Here are some of the facts and debates surrounding the emotive issue.

What is halal meat?

Although the term “halal” is used by non-Muslims almost exclusively to refer to the slaughter and preparation of meat in accordance with Islamic practices, its meaning within Islam is far broader.

“Halal” refers to any action or behaviour that is permissible in Islam, including what types of meat and methods of preparation are acceptable, while “haram” refers to impermissible or unlawful actions.

In the context of dietary rules, pork and blood, as well as meat from birds of prey and reptiles, are defined as haram and so forbidden to practising Muslims.

How is halal meat prepared?

God’s name must be invoked in a one-line blessing called the Tasmiyah, said before any slaughter. British Halal Food Authority (HFA) supervise and monitor slaughtermen who use the most common version, “Bismillahi-Allahu Akbar” (In the name of God the Greatest).

Reciting a short blessing beginning with “bismillah” (in the name of God) is a prerequisite for Muslims before embarking on any significant task. Orthodox Jews recite similar everyday blessings, including a prayer used before performing kosher slaughter.

The Islamic method of killing an animal for meat is called zabiha. After reciting the blessing, the slaughterman uses a surgically sharp instrument to cut the animal’s throat, windpipe and the blood vessels around its neck. The blood is then allowed to drain from the body.

Only one animal can be ritually slaughtered at a time and the other animals must not witness any death.

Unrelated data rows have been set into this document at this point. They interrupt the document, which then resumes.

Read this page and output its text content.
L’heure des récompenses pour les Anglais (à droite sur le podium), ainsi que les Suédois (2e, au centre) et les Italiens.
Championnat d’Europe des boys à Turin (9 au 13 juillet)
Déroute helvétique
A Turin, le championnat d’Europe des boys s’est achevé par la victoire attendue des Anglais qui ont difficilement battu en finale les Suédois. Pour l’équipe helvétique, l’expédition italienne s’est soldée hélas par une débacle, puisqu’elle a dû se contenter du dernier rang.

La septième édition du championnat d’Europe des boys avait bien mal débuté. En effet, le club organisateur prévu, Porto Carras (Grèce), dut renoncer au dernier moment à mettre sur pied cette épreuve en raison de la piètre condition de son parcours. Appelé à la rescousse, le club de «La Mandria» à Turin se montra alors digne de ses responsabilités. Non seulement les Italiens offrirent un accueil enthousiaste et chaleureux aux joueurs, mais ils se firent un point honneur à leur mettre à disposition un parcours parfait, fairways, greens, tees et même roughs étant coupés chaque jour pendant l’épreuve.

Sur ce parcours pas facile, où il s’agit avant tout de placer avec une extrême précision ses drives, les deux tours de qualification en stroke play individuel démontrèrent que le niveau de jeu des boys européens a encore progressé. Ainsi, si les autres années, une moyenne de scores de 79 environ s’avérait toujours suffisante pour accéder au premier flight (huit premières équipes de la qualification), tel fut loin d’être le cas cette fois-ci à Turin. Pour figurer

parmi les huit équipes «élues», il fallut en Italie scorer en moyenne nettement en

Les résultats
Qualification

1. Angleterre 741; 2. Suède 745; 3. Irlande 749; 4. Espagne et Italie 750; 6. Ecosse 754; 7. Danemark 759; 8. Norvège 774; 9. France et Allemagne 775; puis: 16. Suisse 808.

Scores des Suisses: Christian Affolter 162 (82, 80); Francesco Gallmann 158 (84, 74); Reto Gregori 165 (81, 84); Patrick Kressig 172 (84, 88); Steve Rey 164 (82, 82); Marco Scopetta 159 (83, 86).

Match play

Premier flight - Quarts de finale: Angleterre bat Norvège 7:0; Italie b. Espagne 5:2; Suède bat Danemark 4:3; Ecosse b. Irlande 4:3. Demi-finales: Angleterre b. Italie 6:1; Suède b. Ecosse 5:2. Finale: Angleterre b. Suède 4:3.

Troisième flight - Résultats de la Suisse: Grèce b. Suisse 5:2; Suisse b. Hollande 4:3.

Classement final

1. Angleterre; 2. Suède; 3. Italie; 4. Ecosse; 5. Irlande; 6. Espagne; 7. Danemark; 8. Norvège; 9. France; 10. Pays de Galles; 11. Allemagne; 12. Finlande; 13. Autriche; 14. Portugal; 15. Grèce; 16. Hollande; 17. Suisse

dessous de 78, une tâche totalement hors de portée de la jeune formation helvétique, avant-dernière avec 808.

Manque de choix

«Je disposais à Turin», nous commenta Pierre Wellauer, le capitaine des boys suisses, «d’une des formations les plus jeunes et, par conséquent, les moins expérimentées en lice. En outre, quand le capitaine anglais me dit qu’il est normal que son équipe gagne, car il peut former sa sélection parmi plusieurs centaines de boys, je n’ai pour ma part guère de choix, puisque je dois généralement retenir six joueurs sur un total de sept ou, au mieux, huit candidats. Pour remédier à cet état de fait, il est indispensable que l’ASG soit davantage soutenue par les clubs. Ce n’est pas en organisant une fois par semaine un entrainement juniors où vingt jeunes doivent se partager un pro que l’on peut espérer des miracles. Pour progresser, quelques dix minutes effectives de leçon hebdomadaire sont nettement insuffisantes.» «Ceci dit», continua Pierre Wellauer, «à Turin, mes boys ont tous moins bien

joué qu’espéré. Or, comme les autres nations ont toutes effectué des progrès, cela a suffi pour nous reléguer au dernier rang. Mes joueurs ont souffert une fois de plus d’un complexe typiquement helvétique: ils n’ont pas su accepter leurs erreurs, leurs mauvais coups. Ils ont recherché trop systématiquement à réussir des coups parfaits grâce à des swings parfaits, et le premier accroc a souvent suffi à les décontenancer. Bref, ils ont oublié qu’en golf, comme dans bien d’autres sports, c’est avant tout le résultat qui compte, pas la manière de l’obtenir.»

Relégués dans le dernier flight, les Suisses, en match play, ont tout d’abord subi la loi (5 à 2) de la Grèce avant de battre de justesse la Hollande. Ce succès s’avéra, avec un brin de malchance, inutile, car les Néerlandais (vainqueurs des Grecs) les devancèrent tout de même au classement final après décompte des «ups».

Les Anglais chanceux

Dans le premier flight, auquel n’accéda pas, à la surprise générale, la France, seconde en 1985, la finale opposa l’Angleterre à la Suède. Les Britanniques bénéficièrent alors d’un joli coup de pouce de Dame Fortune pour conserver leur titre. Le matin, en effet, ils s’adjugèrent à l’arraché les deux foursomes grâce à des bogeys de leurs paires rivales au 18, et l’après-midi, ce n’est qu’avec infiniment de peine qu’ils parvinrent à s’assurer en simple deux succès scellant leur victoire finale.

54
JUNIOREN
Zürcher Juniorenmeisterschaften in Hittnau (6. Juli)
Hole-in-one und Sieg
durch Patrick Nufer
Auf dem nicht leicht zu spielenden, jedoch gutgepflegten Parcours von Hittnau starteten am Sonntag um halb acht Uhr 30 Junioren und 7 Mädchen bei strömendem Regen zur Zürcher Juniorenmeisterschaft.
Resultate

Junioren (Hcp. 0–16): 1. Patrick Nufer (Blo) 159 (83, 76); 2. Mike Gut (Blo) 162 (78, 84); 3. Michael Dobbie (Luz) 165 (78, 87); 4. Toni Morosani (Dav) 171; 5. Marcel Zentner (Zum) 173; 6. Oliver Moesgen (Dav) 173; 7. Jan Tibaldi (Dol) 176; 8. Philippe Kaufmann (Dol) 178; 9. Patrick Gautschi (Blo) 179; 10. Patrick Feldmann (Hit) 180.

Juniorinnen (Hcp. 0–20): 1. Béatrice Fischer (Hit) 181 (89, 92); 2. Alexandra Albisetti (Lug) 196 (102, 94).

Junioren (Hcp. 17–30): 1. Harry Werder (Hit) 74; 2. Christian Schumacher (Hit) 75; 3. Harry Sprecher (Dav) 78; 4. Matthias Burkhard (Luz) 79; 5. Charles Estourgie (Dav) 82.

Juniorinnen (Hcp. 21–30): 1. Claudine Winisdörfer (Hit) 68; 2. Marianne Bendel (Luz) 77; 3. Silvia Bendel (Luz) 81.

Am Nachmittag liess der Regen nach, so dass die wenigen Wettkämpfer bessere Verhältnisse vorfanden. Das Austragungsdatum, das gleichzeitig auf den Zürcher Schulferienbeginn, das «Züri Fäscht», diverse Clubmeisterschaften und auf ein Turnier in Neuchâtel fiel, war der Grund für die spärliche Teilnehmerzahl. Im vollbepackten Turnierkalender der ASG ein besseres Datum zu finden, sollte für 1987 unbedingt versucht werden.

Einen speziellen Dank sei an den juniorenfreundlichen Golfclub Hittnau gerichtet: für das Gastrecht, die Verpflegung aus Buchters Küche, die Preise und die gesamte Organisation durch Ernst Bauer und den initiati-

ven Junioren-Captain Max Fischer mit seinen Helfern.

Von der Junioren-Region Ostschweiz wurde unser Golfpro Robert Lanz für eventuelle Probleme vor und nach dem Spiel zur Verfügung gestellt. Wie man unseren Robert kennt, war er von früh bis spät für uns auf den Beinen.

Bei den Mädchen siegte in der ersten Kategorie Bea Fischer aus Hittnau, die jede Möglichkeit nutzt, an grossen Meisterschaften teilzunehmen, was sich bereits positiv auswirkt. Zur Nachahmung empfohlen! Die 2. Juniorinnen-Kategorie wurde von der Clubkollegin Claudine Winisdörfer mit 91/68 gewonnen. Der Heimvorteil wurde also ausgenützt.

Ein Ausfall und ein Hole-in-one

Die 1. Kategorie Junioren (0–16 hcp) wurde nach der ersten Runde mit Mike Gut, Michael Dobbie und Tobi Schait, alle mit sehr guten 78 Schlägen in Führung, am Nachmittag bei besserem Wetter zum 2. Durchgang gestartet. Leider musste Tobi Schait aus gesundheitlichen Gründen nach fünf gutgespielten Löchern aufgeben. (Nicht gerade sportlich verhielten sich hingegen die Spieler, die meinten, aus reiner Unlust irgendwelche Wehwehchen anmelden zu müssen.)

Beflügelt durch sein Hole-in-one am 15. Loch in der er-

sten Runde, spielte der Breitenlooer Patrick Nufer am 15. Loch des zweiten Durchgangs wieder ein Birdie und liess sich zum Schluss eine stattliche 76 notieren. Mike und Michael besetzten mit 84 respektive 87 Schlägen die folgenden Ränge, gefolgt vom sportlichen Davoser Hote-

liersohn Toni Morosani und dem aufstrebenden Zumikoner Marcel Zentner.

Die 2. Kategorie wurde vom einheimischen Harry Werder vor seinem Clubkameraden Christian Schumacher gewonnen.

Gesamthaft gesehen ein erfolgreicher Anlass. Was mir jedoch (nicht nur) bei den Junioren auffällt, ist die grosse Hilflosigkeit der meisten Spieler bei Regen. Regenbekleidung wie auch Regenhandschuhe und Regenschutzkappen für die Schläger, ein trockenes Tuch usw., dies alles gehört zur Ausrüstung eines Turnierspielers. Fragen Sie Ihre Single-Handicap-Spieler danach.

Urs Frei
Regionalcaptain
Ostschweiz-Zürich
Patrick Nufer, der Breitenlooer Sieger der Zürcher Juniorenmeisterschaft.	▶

The religious law also says how the animal must be treated during its life, with the animal not allowed to have been mistreated or caused any pain. It must also be provided with enough space to roam, clean water, food and fresh air.

Are the animals conscious when they are killed?

Some animals killed for halal meat in the UK are stunned electrically before their throats are slit, known as “pre-stunned slaughter”. The British HFA approves of low-voltage electrified water baths to stun poultry and electric tong stunning for sheep and goats.

However, it is forbidden to use methods of stunning that can actually kill the animal, such as bolt guns. Animals not killed by ritual slaughter are considered carrion meat, which is haram.

Do the animals feel pain?

The question of whether religious slaughter is more or less humane than other forms is a matter of debate. Countries such as Denmark and Poland have banned it altogether, while activists in many other nations are fighting for the practice to be outlawed.

Shuja Shafi and Jonathan Arkush, writing in The Guardian, say religious slaughter is as humane as the alternatives, arguing that traditional methods of stunning, using a captive bolt, gas or electricity, only paralyse the animal so it cannot move. “It is impossible to know whether the animal is feeling pain or not,” they say.

In both Muslim and Jewish religious slaughter, the act of slitting the throat “stuns the animal”, they add, and “there is no delay between stun and subsequent death”.

Animal health experts and campaigners disagree. The RSPCA argues that killing animals without stunning them causes “unnecessary suffering”, while activist group Peta calls halal slaughter “prolonged torment”, saying the animals “fight and gasp for their last breath, struggling to stand while the blood drains from their necks”.

The British Veterinary Association calls for all animals to be effectively stunned before slaughter, while the Farm Animal Welfare Council says cutting an animal’s throat is “such a massive injury [that it] would result in very significant pain and distress in the period before insensibility supervenes”.